|
|
Di Marta Fabiani sul numero
2 di Concertino sono già uscite poesie presentate
da Mario Lunetta.
Proponendone un altro gruppo (che ha l'aria di fare parte di un canzoniere
amoroso) intendiamo anche rendere esplicita una nostra "scommessa"
su questa poetessa.

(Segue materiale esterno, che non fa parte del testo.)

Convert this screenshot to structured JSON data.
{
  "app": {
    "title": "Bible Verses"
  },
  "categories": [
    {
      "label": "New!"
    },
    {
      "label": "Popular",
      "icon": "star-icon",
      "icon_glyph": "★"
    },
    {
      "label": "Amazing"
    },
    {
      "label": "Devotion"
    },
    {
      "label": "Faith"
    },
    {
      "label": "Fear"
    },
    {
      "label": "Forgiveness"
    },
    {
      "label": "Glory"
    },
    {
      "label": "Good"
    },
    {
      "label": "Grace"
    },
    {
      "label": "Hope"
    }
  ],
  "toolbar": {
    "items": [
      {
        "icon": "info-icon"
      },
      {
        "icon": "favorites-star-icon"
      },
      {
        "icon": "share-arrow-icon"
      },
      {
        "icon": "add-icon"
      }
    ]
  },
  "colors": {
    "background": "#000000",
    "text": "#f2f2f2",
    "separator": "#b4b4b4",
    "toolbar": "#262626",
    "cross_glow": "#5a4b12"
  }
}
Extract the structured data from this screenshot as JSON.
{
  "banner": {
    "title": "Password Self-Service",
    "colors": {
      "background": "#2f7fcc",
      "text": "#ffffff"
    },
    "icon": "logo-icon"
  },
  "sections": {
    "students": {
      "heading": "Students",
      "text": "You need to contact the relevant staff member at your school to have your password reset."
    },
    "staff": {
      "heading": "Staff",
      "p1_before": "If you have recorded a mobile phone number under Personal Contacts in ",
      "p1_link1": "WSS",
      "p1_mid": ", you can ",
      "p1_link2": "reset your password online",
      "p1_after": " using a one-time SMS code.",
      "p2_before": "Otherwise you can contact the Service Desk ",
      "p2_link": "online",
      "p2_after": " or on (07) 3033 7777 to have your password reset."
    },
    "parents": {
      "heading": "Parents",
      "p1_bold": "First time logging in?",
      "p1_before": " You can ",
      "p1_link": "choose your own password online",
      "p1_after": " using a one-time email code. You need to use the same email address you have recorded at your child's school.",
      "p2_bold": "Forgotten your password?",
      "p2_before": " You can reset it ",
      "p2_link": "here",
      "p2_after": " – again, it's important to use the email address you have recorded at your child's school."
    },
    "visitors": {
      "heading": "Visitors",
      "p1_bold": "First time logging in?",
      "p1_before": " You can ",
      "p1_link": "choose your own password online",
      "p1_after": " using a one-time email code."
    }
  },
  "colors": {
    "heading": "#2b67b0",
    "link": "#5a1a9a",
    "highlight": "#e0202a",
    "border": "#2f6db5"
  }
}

Tra le funzioni di una rivista culturale c'è
senza dubbio quella di rendere testimonianza.
Sciocco, tu non mi vedi mentre sono
sempre di più l'idea che ti martella
e senza mezze frasi sono bella
erogata da un pugno che, faustiano,
non trova la sua mazza: traditore,
il letto senti scricchiola, non cede
di buon olivo è fatto e ci han danzato
per me per te gli spiriti del mondo
inutilmente enciclopedico: la Storia
riprende illustri pagine per niente
se non ti torce un ricciolo d'amante.
Oh chi disprezza recita amor mio
e recitando compra a sé un mantello
di feltro, buono per un'ombra
che poi cresce e ne solleva il bordo
sul ferreo nulla, che come ogni nulla
con stridulo clangore a sé reclama
un'esistenza; così cede il mantello
se mai fosse bastante, a un forestiero
e ne impegna due spiccioli, se anche quello
non basta: e fuggendo, spiccato, si dilegua
sbalzato al suo corriere che rintrona
in posa da giannizzero: io sono
perciò quel recitante, sull'attenti
che t'intrattiene il vizio, e porge
me stessa suggellata in un incanto
mentre sbrecciata, uccisa, la sua copia
fa di vendetta una sontuosa gloria
di viole e di ranuncoli: così
età e follia non possono attirarmi
poiché all'una e dall'altra posta a fronte
tra le due rive, bagnante rimirata
non accostarmi devo e quindi ammettere
che fosti saggio salvandomi la recita.
Come qualcuno
s'imbatté
in 'non c'è vita'
io dico 'non c'è foglio'
per sollevare me da questo cerchio
infinito che mi vede combattere
contro la verità fuggente e il tuo destino,
e mi assento per questo dallo sforzo
a cui il tenace amore mi propelle
allungando le membra
e socchiudendo gli occhi - quegli stessi
da te amati, riflussi, rifuggiti,
in posa da intervallo, ma tradendo
col picchiettar del piede l'altrui mossa,
l'Orco Destino, con lo sguardo fisso
che pretende svagarsi sulle reti
di una stanza che è stata postulata
terribile momento
solo per farmi dissennare a scrivere
e ritracciare i nostri due diagrammi
a chi n'è ancora disuso:
io per te, che faccio copia
e indico la specie
derelitta più oltre con un'X;
e tu che per assurdo stai seduto
monitorando i fogli
che ora escono
più sottili e più roridi
ma sempre
la virtù del teorema
inconfutando.
A che mi serve
a che sarà servito
essere Marta più che ogni marta
lo sia stata nel tempo, se la scocca
del mio arco riporta le vocali
ad una ad una, uguali, nel carniere
come il pozzo che sale e poi riscende?
A che mi serve, a che sarà servito
essere pronunciata dal tuo vecchio
senno labiale in ripetuta mossa
soddisfatta da arciprete?
Non più di quanto sia servito allora
martellare il mio nome che sopporta
l'incandescente battito: qui e ora
mi è dato di morire se lo voglio
poiché il vile intercedere ha cantato
la ritirata scalza al mio tamburo
e l'unico impetrare è che s'arresti
questo scandire l'onta della supplica.
A quella dolce montagna insormontabile,
Morte, mi consegnai, facendomi staffetta
affannata e imprudente, per timore
che mi prendesse
frantumando gli orpelli così cari,
irreparando i suoni usciti
da tristi bocche e ninnananne,
e come chi cammina
davanti il suo indovino, o tira
calci rabbiosi in un campetto vuoto
pulendosi le mani dallo sporco
di fango immaginato, io così
tornata devo bere alla fonte del distacco:
e riprendere il fiato,
svellere me dalla tua cara bocca
e piangere una guancia così tenera
il cui solo sentire
eterna insieme
l'anelito, la pena e il duro scacco
di avere te, così compenetrato
all'esilio del tempo, e del mio spazio.